Friday, 5 June 2020

WHERE DID YOU GET THAT HAT?

One of the simplest of daily economic parameters is published by the SA Reserve Bank and reports the sum of actual cash (notes and coins) sloshing about in the pockets, handbags, piggy banks and bank vaults of the nation. Normally this is a metronomic oscillation from a high at month end when people draw cash to pay bills and go shopping and a low about 2 weeks later when the belts begin to be tightened. The highest amount for obvious reasons is always at Christmas time, and this recent holiday peak saw a record R170bn. However, we are currently seeing that level of currency availability again as presumably the state’s cash injection policies are gaining traction. One wonders if the black-market tobacco trading isn’t also showing up in this figure.
As expected, the complicated multi-level structure of the lockdown would appear to be collapsing as common sense, legal pitfalls and citizen desperation each play their part. Nevertheless, government, which appears to be totally ignorant of and immune to these forces have just extended the National Disaster Legislation for a further month. Obviously, this now has nothing to do with further health facilities preparation.  President Cyril himself has implied that the Covid-19 Incident is providing a marvellous opportunity to advance the ANC’s program for the National Democratic Revolution while distracting the many pesky and ungrateful citizens. This week’s program included forming a State Bank, creating a state-owned pharmaceutical manufacturer and resuscitating SAA. That not one of these entities is necessary, affordable and most importantly has any chance at all of surviving to do anything more than enrich the usual suspects, is the simple story.

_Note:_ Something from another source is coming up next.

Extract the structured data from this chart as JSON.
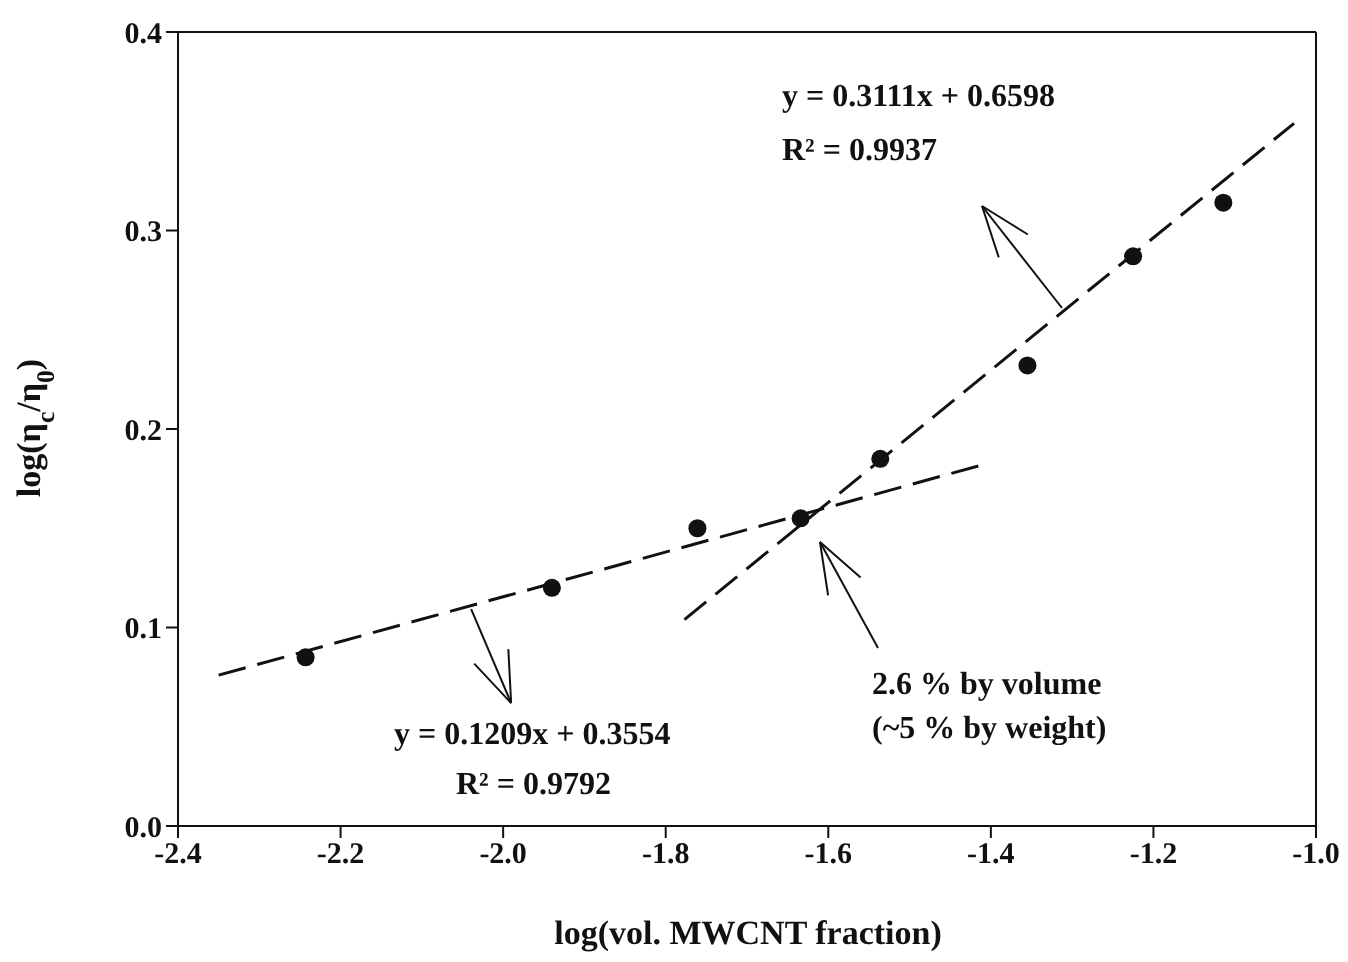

The utter confusion that has accompanied the government’s plans to reopen the public schools has brought into the open the fears that many of us have. That we will become infected by the virus, and after a lonely undignified period in a hospital ICU ward, die a miserable death without any opportunity to say goodbye. For parents committing their children to schools the concern is that it increases the child’s chance of being infected. But the inevitability that hundreds of thousands of poor souls will in the coming months become infected and, in some cases, not survive COVID-19, is increasingly being accepted. Principally because in fact the risks of oneself being infected are numerically quite low and comparable to many other threats as we live our lives, but more importantly, the economy must start up. We definitely don’t like it, but we have no other choices. The demand by the unions for a guarantee that no one going to school will get infected is impossible to fulfil and it is ingenuous and misleading for them to pursue this line. It is hard to separate this demand from the fact that they have and will remain on full salary while this fight is waged.
Tidemarks has remarked before at the wealth of amusing stupidity that the lockdown created. This week a government minister, incensed by the fact that the 9 week long ban on the sale of tobacco products was manifestly being circumvented, insisted that anyone found smoking would be faced with prosecution unless they could produce the till slip verifying the purchase in the distant (legal) past. This was yet another chance missed by President Cyril to fire an obviously foolish official. Minister Cele (for it is he) should in turn be asked to produce the till slips for his many hats. They too are a health hazard.
Things are stirring in professional sport all over the world. Many organisations are facing financial ruin and when this is all over the structure of both local and international sporting competitions and fixtures will be very different from what we have become used to. The historical SANZAR rivalry at levels below test matches is under review and Super Rugby is unlikely to survive. Important sponsors are quietly saying their goodbyes and the crucial cash flows from selling TV rights are in jeopardy. Although it is worth complaining that our own pay to view sports broadcaster (Supersport), has failed to pass any savings it may have enjoyed from not having anything to broadcast, to its own subscribers!